Elle a un look de petite guêpe. Mais c’est bien une abeille sauvage. À peine 12 mm. Avec un abdomen rayé de jaune vif. Sauf la première bande, à l’unisson d’une étrange dominante rouille. Des pattes aux antennes. Et jusqu’aux yeux ! La Nomade rousse (Nomada lathburiana) est presque glabre, sauf sur le thorax et la tête qui présentent une fine pilosité rougeâtre. 

Elle vient d’émerger au jardin. En même temps que les andrènes. En particulier les andrènes cendrées. Normal. Puisqu’elle se reproduit à leur dépend. La Nomade rousse est en effet une « abeille coucou ». Autrement dit, elle installe sa progéniture dans le nid d’un hôte involontaire.
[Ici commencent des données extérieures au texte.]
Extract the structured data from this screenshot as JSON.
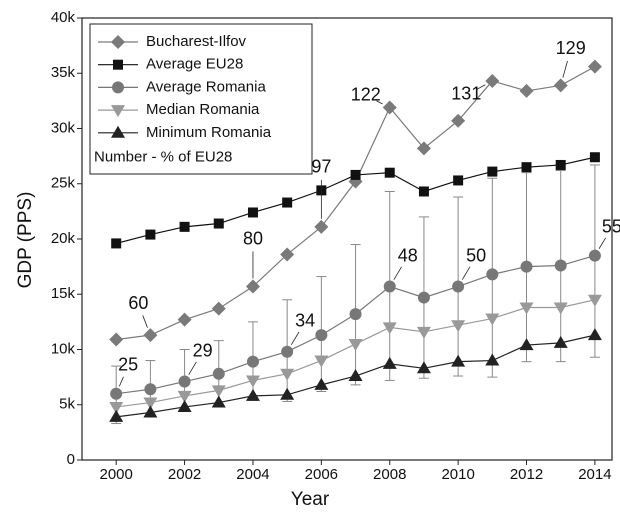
{
  "chart_data": {
    "type": "line",
    "xlabel": "Year",
    "ylabel": "GDP (PPS)",
    "x": [
      2000,
      2001,
      2002,
      2003,
      2004,
      2005,
      2006,
      2007,
      2008,
      2009,
      2010,
      2011,
      2012,
      2013,
      2014
    ],
    "xlim": [
      1999,
      2014.5
    ],
    "xticks": [
      2000,
      2002,
      2004,
      2006,
      2008,
      2010,
      2012,
      2014
    ],
    "ylim": [
      0,
      40000
    ],
    "yticks": [
      0,
      {
        "value": 5000,
        "label": "5k"
      },
      {
        "value": 10000,
        "label": "10k"
      },
      {
        "value": 15000,
        "label": "15k"
      },
      {
        "value": 20000,
        "label": "20k"
      },
      {
        "value": 25000,
        "label": "25k"
      },
      {
        "value": 30000,
        "label": "30k"
      },
      {
        "value": 35000,
        "label": "35k"
      },
      {
        "value": 40000,
        "label": "40k"
      }
    ],
    "legend_position": "upper left",
    "legend_note": "Number - % of EU28",
    "series": [
      {
        "name": "Bucharest-Ilfov",
        "color": "#7a7a7a",
        "marker": "diamond",
        "values": [
          10900,
          11300,
          12700,
          13700,
          15700,
          18600,
          21100,
          25200,
          31900,
          28200,
          30700,
          34300,
          33400,
          33900,
          35600
        ]
      },
      {
        "name": "Average EU28",
        "color": "#111111",
        "marker": "square",
        "values": [
          19600,
          20400,
          21100,
          21400,
          22400,
          23300,
          24400,
          25800,
          26000,
          24300,
          25300,
          26100,
          26500,
          26700,
          27400
        ]
      },
      {
        "name": "Average Romania",
        "color": "#777777",
        "marker": "circle",
        "values": [
          6000,
          6400,
          7100,
          7800,
          8900,
          9800,
          11300,
          13200,
          15700,
          14700,
          15700,
          16800,
          17500,
          17600,
          18500
        ],
        "upper": [
          8500,
          9000,
          10000,
          10800,
          12500,
          14500,
          16600,
          19500,
          24300,
          22000,
          23800,
          25500,
          26000,
          26200,
          26700
        ],
        "lower": [
          3300,
          4000,
          4400,
          4800,
          5400,
          5300,
          6200,
          6800,
          7200,
          7400,
          7600,
          7500,
          8900,
          8900,
          9300
        ]
      },
      {
        "name": "Median Romania",
        "color": "#999999",
        "marker": "triangle-down",
        "values": [
          4800,
          5200,
          5800,
          6300,
          7200,
          7800,
          9000,
          10500,
          12000,
          11600,
          12200,
          12800,
          13800,
          13800,
          14500
        ]
      },
      {
        "name": "Minimum Romania",
        "color": "#222222",
        "marker": "triangle-up",
        "values": [
          3900,
          4300,
          4800,
          5200,
          5800,
          5900,
          6800,
          7600,
          8700,
          8300,
          8900,
          9000,
          10400,
          10600,
          11300
        ]
      }
    ],
    "annotations": [
      {
        "text": "25",
        "x": 2000,
        "y": 6000
      },
      {
        "text": "29",
        "x": 2002,
        "y": 7100
      },
      {
        "text": "34",
        "x": 2005,
        "y": 9800
      },
      {
        "text": "48",
        "x": 2008,
        "y": 15700
      },
      {
        "text": "50",
        "x": 2010,
        "y": 15700
      },
      {
        "text": "55",
        "x": 2014,
        "y": 18500
      },
      {
        "text": "60",
        "x": 2001,
        "y": 11300
      },
      {
        "text": "80",
        "x": 2004,
        "y": 15700
      },
      {
        "text": "97",
        "x": 2006,
        "y": 21100
      },
      {
        "text": "122",
        "x": 2008,
        "y": 31900
      },
      {
        "text": "131",
        "x": 2011,
        "y": 34300
      },
      {
        "text": "129",
        "x": 2013,
        "y": 33900
      }
    ]
  }
}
À cette fin, elle cible et surveille quelques entrées de terriers. Un sixième sens semble l’avertir des pontes récentes. Elle profite alors de l’absence de la maîtresse des lieux pour entrer dans le nid et y pondre à son tour. Ses larves dévoreront le couvain puis les réserves de nectar et de pollen… Cela n’empêche pas la Nomade rousse de butiner. Mais pour son seul propre compte !

Source : 

Début avril 2021. Sur les pommiers en fleurs du jardin. Le roux s’invite jusque sur le premier segment abdominal. Et même en arrière-plan des marques jaunes sur les suivants !

Début mars 2021. Sur capitule de pissenlit.

Une cousine : la Nomade à pattes orangées, assez semblable, avec une couleur rouille un peu moins présente.

L’Andrène cendrée parmi les cibles favorites de la Nomade rousse.

Autres “abeilles coucous” du jardin : l’Epeolus fallax spécifiquement attachée à la Collète du lierre…

… et la Coelioxys inermis qui cible les nids de ses cousines mégachiles.